Hi see feed below. It’s pulling the wrong part of page. Is there a way I can amend this so that I can select from various heading / title options? Thanks
Hi there, we’ve added rules to improve extraction for this site. Should work for you now.
Thank you. Is there a way that a user can manage their own extraction rules. I am coming up against a lot of issues with the extraction pulling "press releases’ as the article title and not the actual title of the article.
Presumbly, its trying to pull the page title rather than a H1 or H2 for example. Import.io does this rather nicely.
Full-Text RSS prioritises the title in the feed (if input is a feed) or the <title>
element of the page if input is a URL of an HTML page.

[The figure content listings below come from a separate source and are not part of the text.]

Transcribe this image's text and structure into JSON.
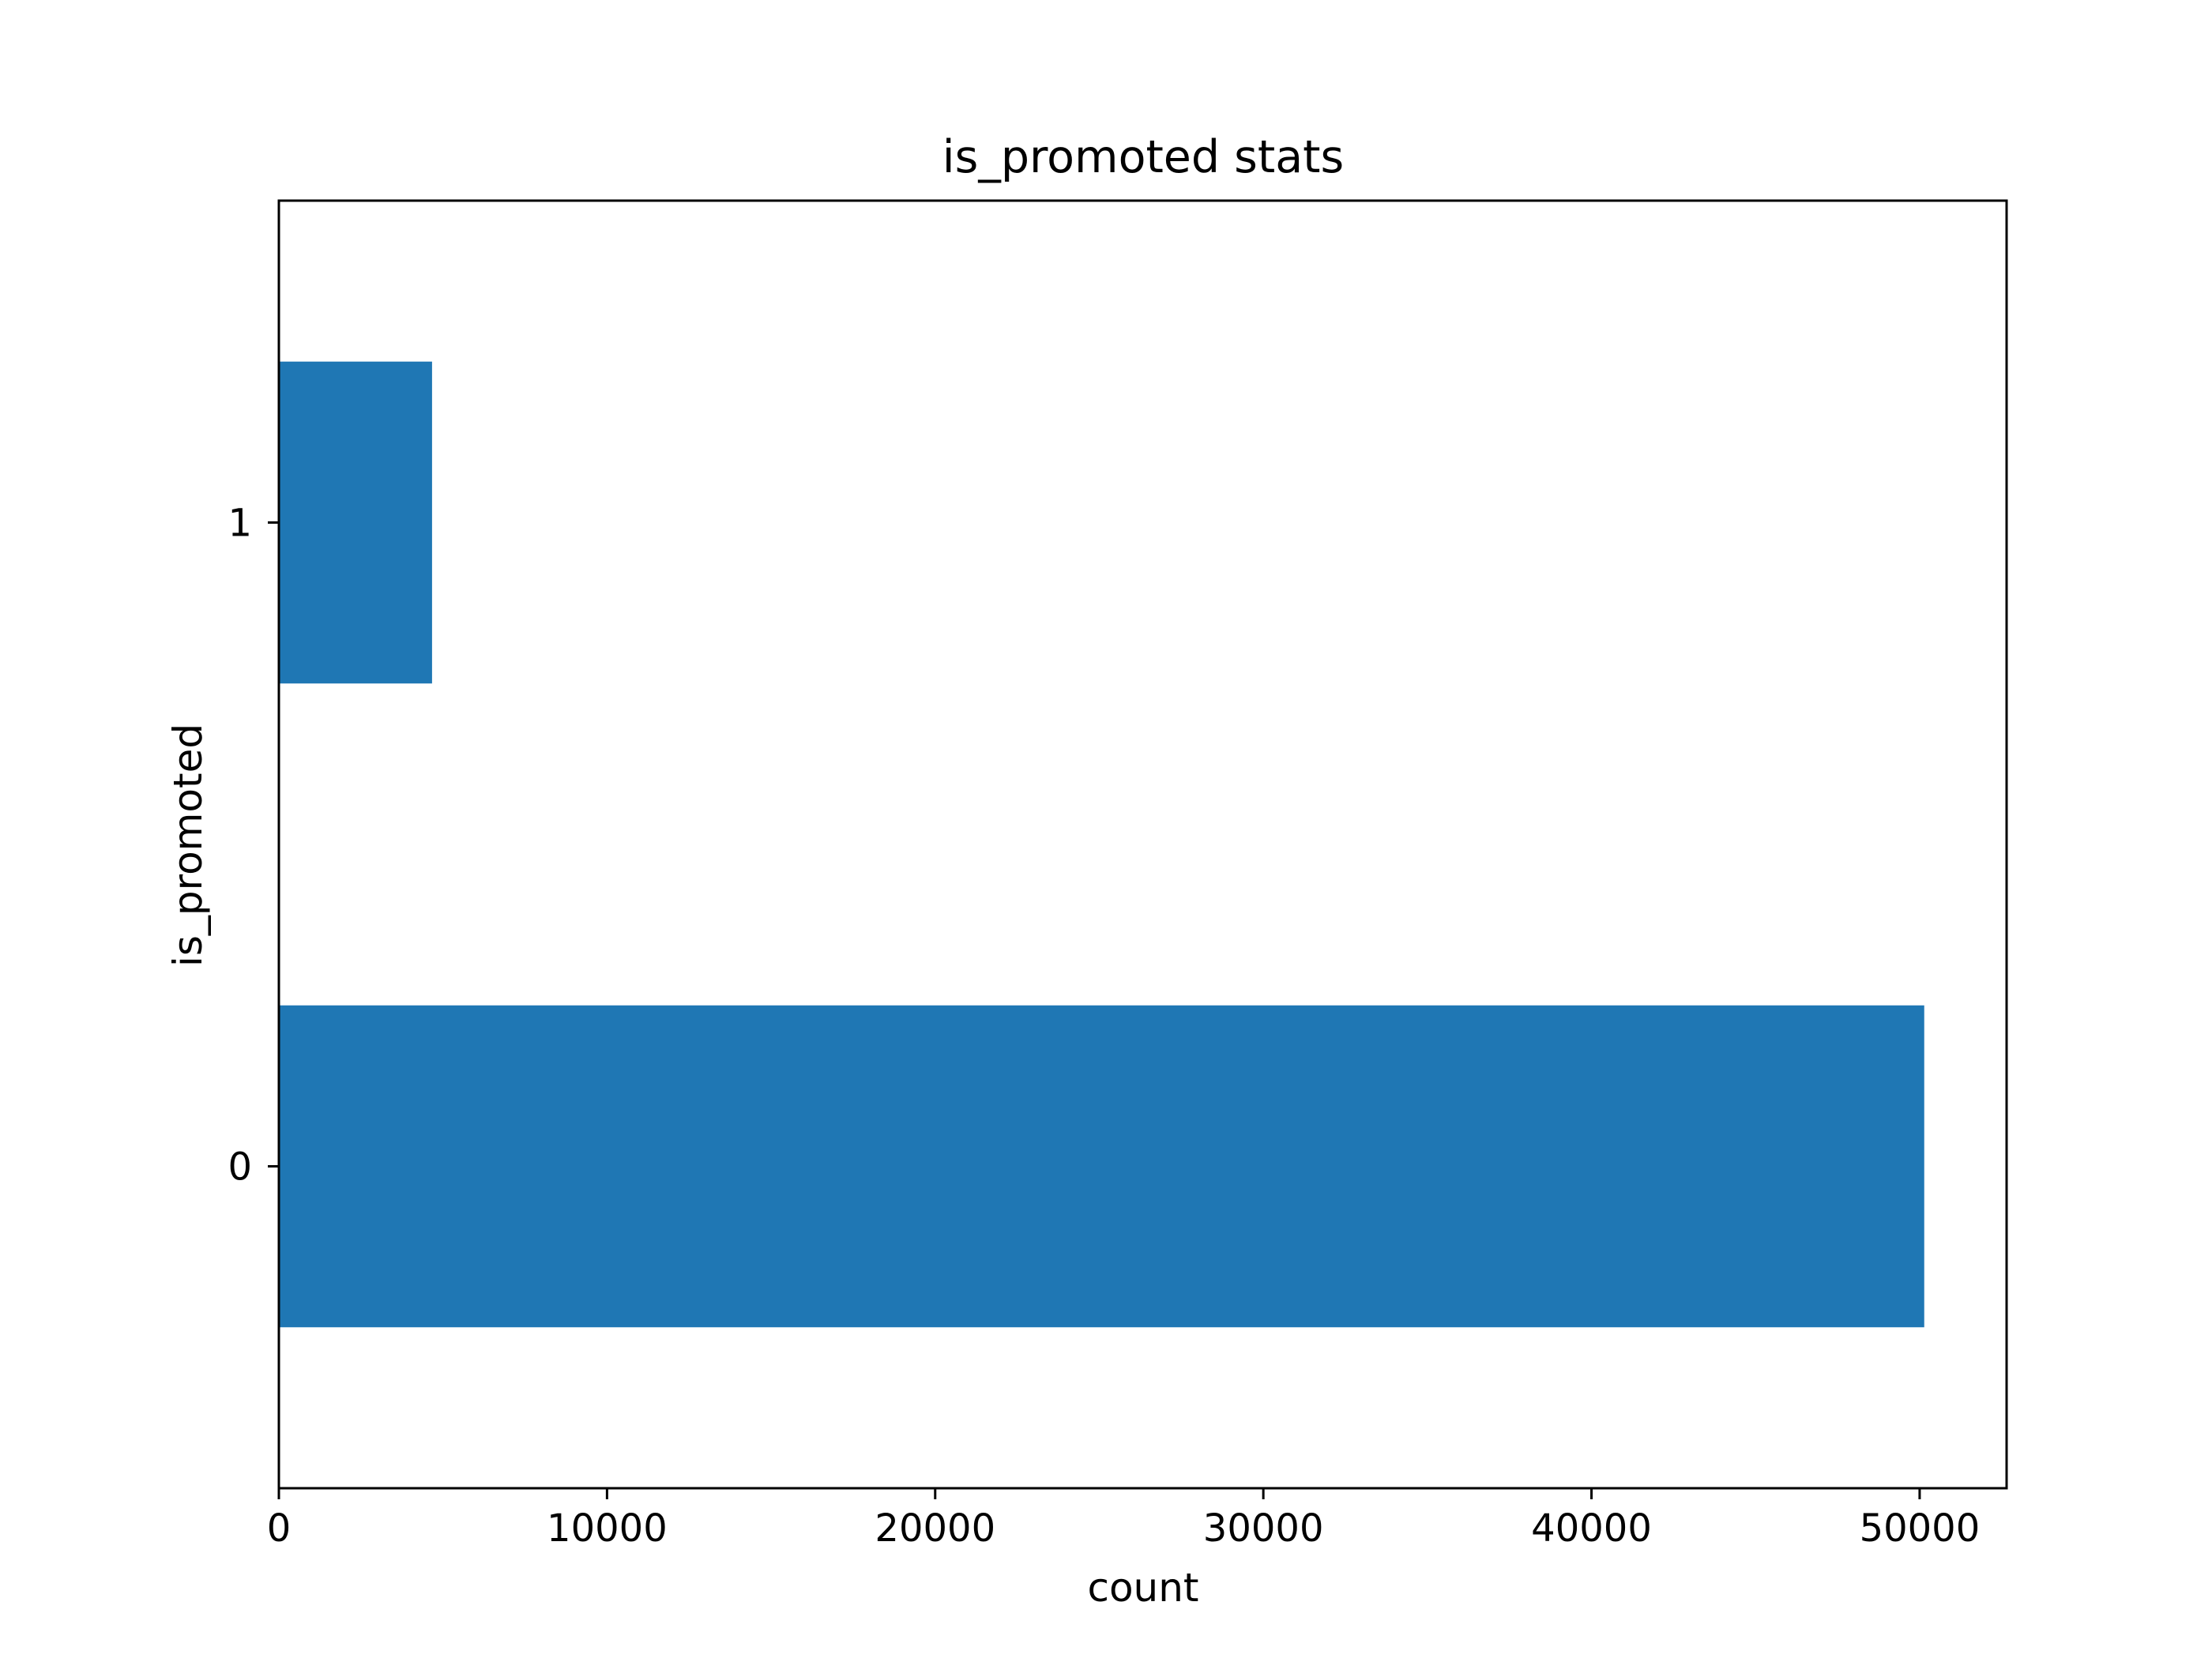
{
  "chart_data": {
    "type": "bar",
    "orientation": "horizontal",
    "title": "is_promoted stats",
    "xlabel": "count",
    "ylabel": "is_promoted",
    "categories": [
      "0",
      "1"
    ],
    "values": [
      50140,
      4668
    ],
    "xlim": [
      0,
      52650
    ],
    "xticks": [
      0,
      10000,
      20000,
      30000,
      40000,
      50000
    ],
    "xtick_labels": [
      "0",
      "10000",
      "20000",
      "30000",
      "40000",
      "50000"
    ],
    "grid": false,
    "legend": "none",
    "bar_color": "#1f77b4"
  }
}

In most cases the title element will contain the main title. It’s usually in the site’s interest to put the main title here as that’s what Google will list in its search results too. In this case, you’ll see Google treats the article’s title the same way Full-Text RSS does:
But because you’re giving Full-Text RSS a feed which you’ve generated using our Feed Creator tool, you’ve actually got the real title in the Feed Creator output:
But by using the use_extracted_title=1
parameter when passing this to Full-Text RSS, you’re telling Full-Text RSS to ignore the article’s title in the feed and try to extract it from the HTML. If you remove this parameter, you should get the result you want:
So the simplest solution here seems to be the above. Just let Full-Text RSS use the title you’ve already got in the feed.

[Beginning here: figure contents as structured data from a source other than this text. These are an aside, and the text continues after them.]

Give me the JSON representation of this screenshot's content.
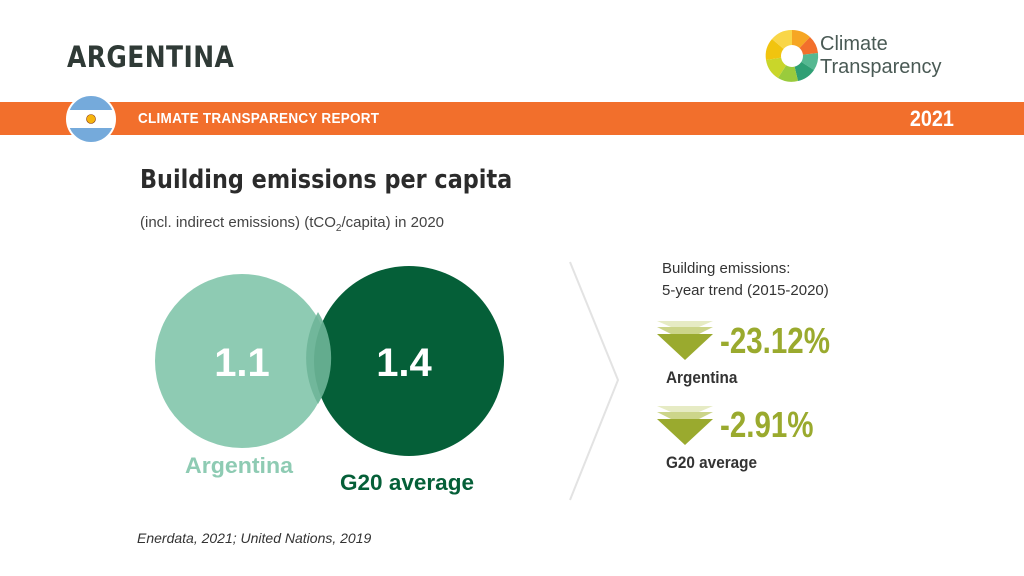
{
  "header": {
    "country": "ARGENTINA",
    "logo_text": [
      "Climate",
      "Transparency"
    ],
    "report_title": "CLIMATE TRANSPARENCY REPORT",
    "year": "2021",
    "band_color": "#f26f2c"
  },
  "chart": {
    "title": "Building emissions per capita",
    "subtitle_pre": "(incl. indirect emissions) (tCO",
    "subtitle_sub": "2",
    "subtitle_post": "/capita) in 2020",
    "circles": [
      {
        "label": "Argentina",
        "value": "1.1",
        "color": "#8ecbb3"
      },
      {
        "label": "G20 average",
        "value": "1.4",
        "color": "#055f38"
      }
    ]
  },
  "trend": {
    "heading_line1": "Building emissions:",
    "heading_line2": "5-year trend (2015-2020)",
    "items": [
      {
        "label": "Argentina",
        "value": "-23.12%",
        "direction": "down"
      },
      {
        "label": "G20 average",
        "value": "-2.91%",
        "direction": "down"
      }
    ],
    "color": "#9aaa2e"
  },
  "source": "Enerdata, 2021; United Nations, 2019"
}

Having said that, to answer your question:
Is there a way that a user can manage their own extraction rules.
You can override default extraction rules using the siteconfig
parameter. This allows you to use the directives we list here. So let’s say you’re not using an input feed and want to extract the correct press release title from the HTML. The source HTML looks like this:
<h1>Press Release</h1>
<h2><br>
<strong>Bank of the West Named One of the Best
Places to Work for LGBTQ Equality and Diversity</strong>
<br>
<i>Sustainable Finance Leader Received a Perfect
Score of 100% on the Human Rights Campaign
Foundation’s Corporate Equality Index for Second
Year in a Row<br><br>
Named to Forbes’ 2020 Best Employers for Diversity List</i><br><br>
San Francisco, CA | Jan 15, 2020
<br><br></h2>
What you’re after is the <strong>
element inside the <h2>
element.
With XPath this would be:
//h2//strong
To tell Full-Text RSS you want this as the title, you’d use:
title: //h2//strong
Because we’re going to pass this to Full-Text RSS in the query string of the URL, in the siteconfig
parameter, we need to make sure it’s URL Encoded:
&siteconfig=title%3A%2F%2Fh2%2F%2Fstrong
If we add this to your original URL, you’ll see its effect:
I’ll add that if you find you need to adjust extraction rules a lot like this, you will have more flexibility running our self-hosted copy of Full-Text RSS. You then have access to a site_config/custom/
folder where you can create extraction rules to override the default ones. And you won’t have to worry about URL encoding things to pass in the query string. For example, you could have a file site_config/custom/bankofthewest.com.txt
with the contents:
title: //h2//strong
Hope that’s some help.
Awesome. Just awesome, thanks a lot.